Only a few weeks after a naked unarmed Black man was fatally shot by police officers in DeKalb County, another unarmed Black man in Georgia has fallen victim to what some have already deemed excessive use of force by police.
Nicholas Taft Thomas, 23, was fatally shot on Tuesday by a police officer in Smyrna. Officers on the scene claimed he tried to run them over with his vehicle when they arrived at the Goodyear Tire where he worked to serve a felony probation violation warrant from Clayton County.
The only details anyone can be sure of at this point are that officers fired at Thomas’s vehicle and killed him.
Why the officers fired, how many shots were fired, where they fired and many other details surrounding the incident are murky.
Conflicting reports by both police officers and alleged eyewitnesses are leaving the details even further shrouded in a cloud of mystery.
It’s a story that the Black community has become painfully used to whenever a Black man is killed by law enforcement—police officers refuse to discuss the most important details and eye witnesses insist police claims of self-defense are completely unsubstantiated.
In Thomas’ case, two different reports have emerged about where the officers were in relation to the vehicle that they initially claimed was speeding towards them when one officer opened fire.
The Smyrna officers involved claimed they feared for their life because Thomas was driving his Maserati “directly at them.”
Smyrna police Sgt. Ed Cason supported the claims, telling The Marietta Daily Journal that the officers “were in fear for their lives and shot rounds into the vehicle, killing the suspect.”
In an emailed statement to the Atlanta Journal Constitution, however, Cason’s version of events creates a scene where officers wouldn’t have been standing in the vehicle’s path when they fired.
“Due to heavy window tint on the vehicle, officers could not see into the car,” he wrote, according to the AJC. “Thus, the officers used less than lethal bean bag rounds in an attempt to break out the passenger side window and look into the car.”
It is unclear if this attempt was what led to Thomas being fatally shot, but witnesses who claimed to have seen the entire incident unfold said one thing is certain.
They claim the officers were not at any risk of being run over when Thomas was fatally shot.
“The car was not moving when they began to shoot at him,” Brittany Eustache, who was inside the Goodyear when the shooting happened, told WSB-TV. “The car had been stopped. He hit a curb. He couldn’t go any further.”
It adds to a number of accounts that claim Thomas was trying to jump a curb with the vehicle to get away from police—an action that’s illegal but wouldn’t necessarily warrant the use of deadly force.

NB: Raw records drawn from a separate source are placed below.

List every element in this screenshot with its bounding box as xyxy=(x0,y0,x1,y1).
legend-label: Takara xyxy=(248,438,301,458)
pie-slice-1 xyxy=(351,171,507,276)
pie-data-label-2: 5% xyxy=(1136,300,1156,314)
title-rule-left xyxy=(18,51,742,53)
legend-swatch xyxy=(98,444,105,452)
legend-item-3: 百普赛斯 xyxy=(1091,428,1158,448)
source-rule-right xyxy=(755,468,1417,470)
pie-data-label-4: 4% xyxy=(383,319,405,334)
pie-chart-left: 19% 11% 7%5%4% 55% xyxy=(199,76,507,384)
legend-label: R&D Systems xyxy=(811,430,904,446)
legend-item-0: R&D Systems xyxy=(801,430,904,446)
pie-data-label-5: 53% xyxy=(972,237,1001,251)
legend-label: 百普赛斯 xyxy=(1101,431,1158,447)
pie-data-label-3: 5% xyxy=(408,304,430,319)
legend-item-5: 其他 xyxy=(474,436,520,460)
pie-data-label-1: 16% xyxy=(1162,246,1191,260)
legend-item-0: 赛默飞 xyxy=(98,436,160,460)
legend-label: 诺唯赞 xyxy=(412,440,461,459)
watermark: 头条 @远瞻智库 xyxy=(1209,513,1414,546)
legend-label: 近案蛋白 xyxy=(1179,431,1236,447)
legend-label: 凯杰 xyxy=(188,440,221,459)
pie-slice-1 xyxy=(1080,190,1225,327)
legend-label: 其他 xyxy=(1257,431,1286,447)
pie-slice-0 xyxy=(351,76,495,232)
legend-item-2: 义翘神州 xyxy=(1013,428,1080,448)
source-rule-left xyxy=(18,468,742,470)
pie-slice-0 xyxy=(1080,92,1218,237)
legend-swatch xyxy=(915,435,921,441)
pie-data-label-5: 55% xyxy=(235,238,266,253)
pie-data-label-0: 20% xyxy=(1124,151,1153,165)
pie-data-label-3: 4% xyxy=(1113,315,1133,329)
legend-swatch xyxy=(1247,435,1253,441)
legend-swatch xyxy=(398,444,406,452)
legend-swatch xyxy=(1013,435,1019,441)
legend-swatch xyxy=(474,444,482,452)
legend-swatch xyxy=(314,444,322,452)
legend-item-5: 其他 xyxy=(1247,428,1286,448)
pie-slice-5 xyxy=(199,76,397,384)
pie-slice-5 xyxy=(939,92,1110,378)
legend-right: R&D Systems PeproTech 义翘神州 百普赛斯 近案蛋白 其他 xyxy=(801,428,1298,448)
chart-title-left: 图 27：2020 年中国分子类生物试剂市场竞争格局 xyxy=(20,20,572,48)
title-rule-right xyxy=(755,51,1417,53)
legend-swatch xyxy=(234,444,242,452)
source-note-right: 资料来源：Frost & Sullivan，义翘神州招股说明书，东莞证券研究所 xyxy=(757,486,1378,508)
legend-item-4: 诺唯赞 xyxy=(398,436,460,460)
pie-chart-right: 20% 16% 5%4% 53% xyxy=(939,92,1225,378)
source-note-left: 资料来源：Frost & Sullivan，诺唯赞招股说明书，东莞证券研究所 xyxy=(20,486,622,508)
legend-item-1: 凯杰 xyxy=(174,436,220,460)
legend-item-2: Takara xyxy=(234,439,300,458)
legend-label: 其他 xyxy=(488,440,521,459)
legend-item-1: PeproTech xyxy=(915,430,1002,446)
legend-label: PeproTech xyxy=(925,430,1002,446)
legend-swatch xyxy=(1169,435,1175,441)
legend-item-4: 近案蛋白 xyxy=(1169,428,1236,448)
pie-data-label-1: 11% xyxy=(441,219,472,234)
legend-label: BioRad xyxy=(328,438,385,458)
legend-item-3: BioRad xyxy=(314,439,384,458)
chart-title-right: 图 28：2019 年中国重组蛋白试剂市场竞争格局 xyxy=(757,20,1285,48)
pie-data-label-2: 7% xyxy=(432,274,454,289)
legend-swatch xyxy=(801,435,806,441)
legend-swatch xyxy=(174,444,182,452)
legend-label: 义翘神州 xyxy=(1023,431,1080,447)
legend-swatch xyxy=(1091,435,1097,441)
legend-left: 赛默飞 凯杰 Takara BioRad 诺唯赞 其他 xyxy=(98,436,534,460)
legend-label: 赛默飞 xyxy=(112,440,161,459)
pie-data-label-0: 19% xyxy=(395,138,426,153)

“He was jumping the curve trying to get away, which I know is illegal, but he didn’t kill anybody,” Thomas’ father told Channel 2 Action News. “And from what I knew, he’s not under a criminal warrant for murder, he’s not that type of kid.”
Despite police claiming they were at risk of being run over when they fired, images of the car after the incident reveal bullet holes all along the side of the vehicle while the front of the car had much less damage. For many, this alone is a reason to question whether or not the suspect was truly driving his car towards the officers when eyewitnesses say his car had already been immobilized.
These are the type of details that could provide much more clarity into the case if law enforcement officials were willing to confirm the officers’ account.
In an email to Fox News, Cason actually refused to give details about whether or not the car was driving towards officers or discuss details about where the bullets hit the vehicle.
The Smyrna Police Department’s policy called for the officer who fired to be placed on administrative leave but Cason has declined to release that officer’s identity.
As the officers exemplify yet another case of lack of transparency from police following fatal shootings, there has been no hesitancy to highlight the suspect’s criminal past.
There has been a great amount of focus placed on previous charges that suggest Thomas had accelerated a vehicle towards police officers in the past along with a series of other unrelated run-ins with the law in previous years.
Of course, recent events would prove that a criminal history is no indicator of whether or not a Black man is liable to be gunned down by police.
The family of another unarmed, Black man in Georgia has recently launched their own investigation into the killing of U.S. Air Force veteran Anthony Hill.
Hill was completely nude when officers shot him and yet again put forth claims of self-defense.
Hill’s family said they simply want to “find the truth” and figure out why their loved one, who suffered from bi-polar disorder, was killed by police when it was incredibly obvious that he was unarmed.
Officers said Hill began charging at them and refused orders to stop when they shot him, immediately causing the community to question why non-lethal force wasn’t used instead.
In addition the family’s own investigation, the Georgia Bureau of Investigation is also looking into the matter.